Kadınlar çalışırken de yaşamını yitiriyor. Bu alanda da alınacak önlemler kesinlikle bu kayıpları engelleyebilir. Ancak bu alanda da  örgütlenme ve mücadele gerektiğini vurgulayalım.

İSİG Meclisi raporuna göre 2013’te en az 103, 2014’te en az 131, 2015’te en az 121, 2016’da en az 110, 2017’de en az 117, 2018’de en az 120, 2019’da en az 115 kadın işçiyi iş cinayetlerinde kaybettik.

Yaşamını yitiren kadınların 54’ü mülteci/göçmen (34 Suriyeli, 6 Gürcistanlı, 5 Özbekistanlı, 2 Rusyalı, 1 ABD’li, 1 Afganistanlı, 1 Japonyalı, 1 Kırgızistanlı, 1 Kolombiyalı, 1 Moldovyalı, 1 Türkmenistanlı…)

Yaşamını yitiren kadın emekçilerin yüzde 98’i sendikasızdır.

8 Mart dolayısıyla, çalışma yaşamında kadın sorunu eksenli düşünerek, şu önlemlerin alınmasını ve gerekli değişikliklerin yapılmasını öneriyoruz.

1- Toplumsal cinsiyetçi iş bölümüne son verilmelidir. Cinsiyetçi toplumsal roller kültürü ve bilinci engellenerek, eşitlikçi ve özgürlükçü insani değerlerin toplumsal yaşam kültürü olarak geliştirilmesi önemsenmelidir. Eğitim sistemi dahil tüm kamu hizmetleri, bu esasa göre düzenlenmelidir.
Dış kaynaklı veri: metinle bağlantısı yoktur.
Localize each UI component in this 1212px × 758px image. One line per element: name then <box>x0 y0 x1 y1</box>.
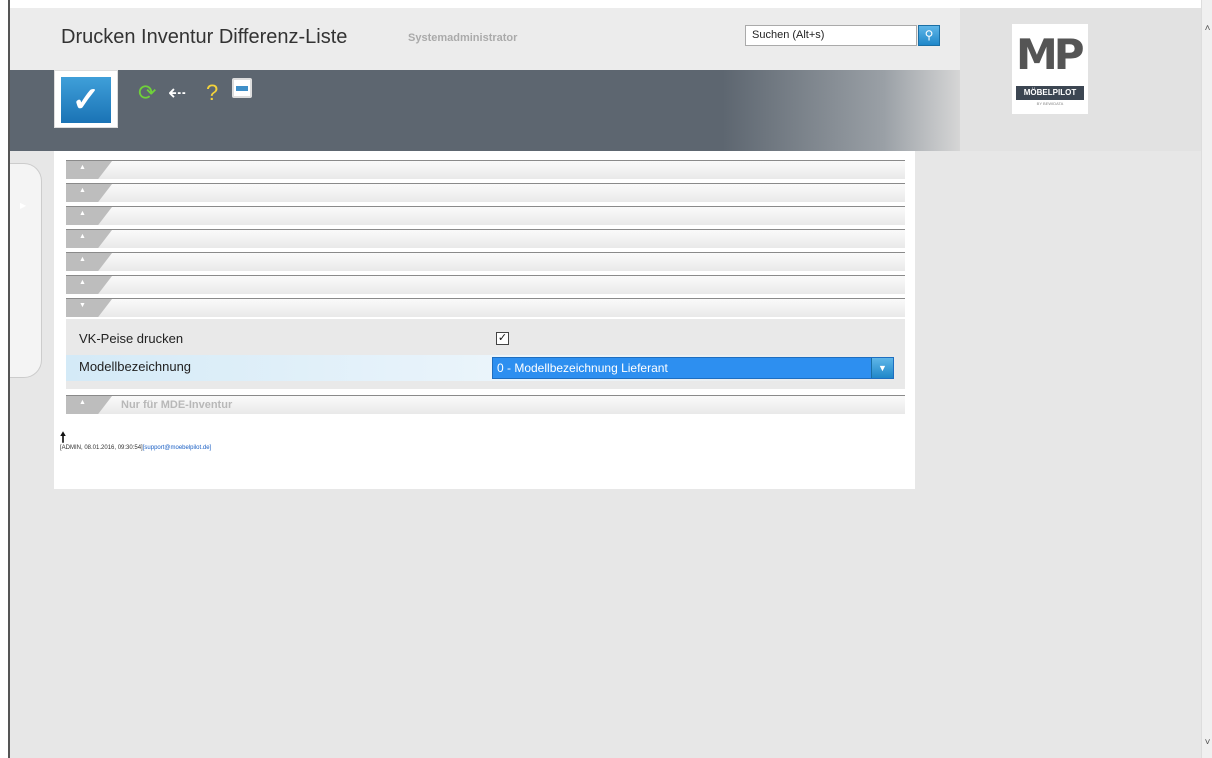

2- İşçi sağlığı ve iş güvenliği politikaları, toplumsal cinsiyet farklılıkları ve ihtiyaçları açısından ele alınarak emek örgütleri, meslek örgütleri ve demokratik kitle örgütleri katılımlarıyla yeniden düzenlenmelidir.

3- Kadınların çalışma alanlarındaki kimyasal, biyolojik, fiziksel, ergonomik vb. riskler saptanmalıdır. İş yerlerinde kadın işlerinin ‘tehlikesiz ve basit’ olduğu ön yargısı yıkılmalıdır.

4- Emek ve meslek örgütleri kadın işçi sağlığı konusunda sektörel bilimsel veri toplamalı ve raporlandırmalıdır. Eleştiri ve öneriler doğrultusunda iyileştirme çalışmaları yapılmalıdır.

Meslek hastalıkları konusunun kadın ve farklı cinsiyetler gözetilerek yeniden değerlendirilmelidir. İşyeri toplu sözleşmelerinde, işkolu ve ülke bazındaki çerçeve sözleşmelerde kadın meslek hastalıklarına dair maddeler konulmalıdır.

5- İşyerinde kadına yönelik cinsel şiddet, taciz, cinsel sataşma tehlikesine karşı “işyeri kadın komiteleri” ve bunun denetiminde başvuru masaları oluşturulmalıdır.

6- Tüm çalışma alanlarında özgün kadın örgütlenmesi yapılarak ve fakat sınıf çıkarlarını gözeten ekonomik, demokratik, politik birleşik emek mücadelesi temel alınmalıdır.

7- Yıpranma payı/erken emeklilik uygulaması kadınların lehine değiştirilmelidir.

8-  8 Mart Dünya Kadınlar Günü, resmi tatil günü olarak kabul edilmelidir.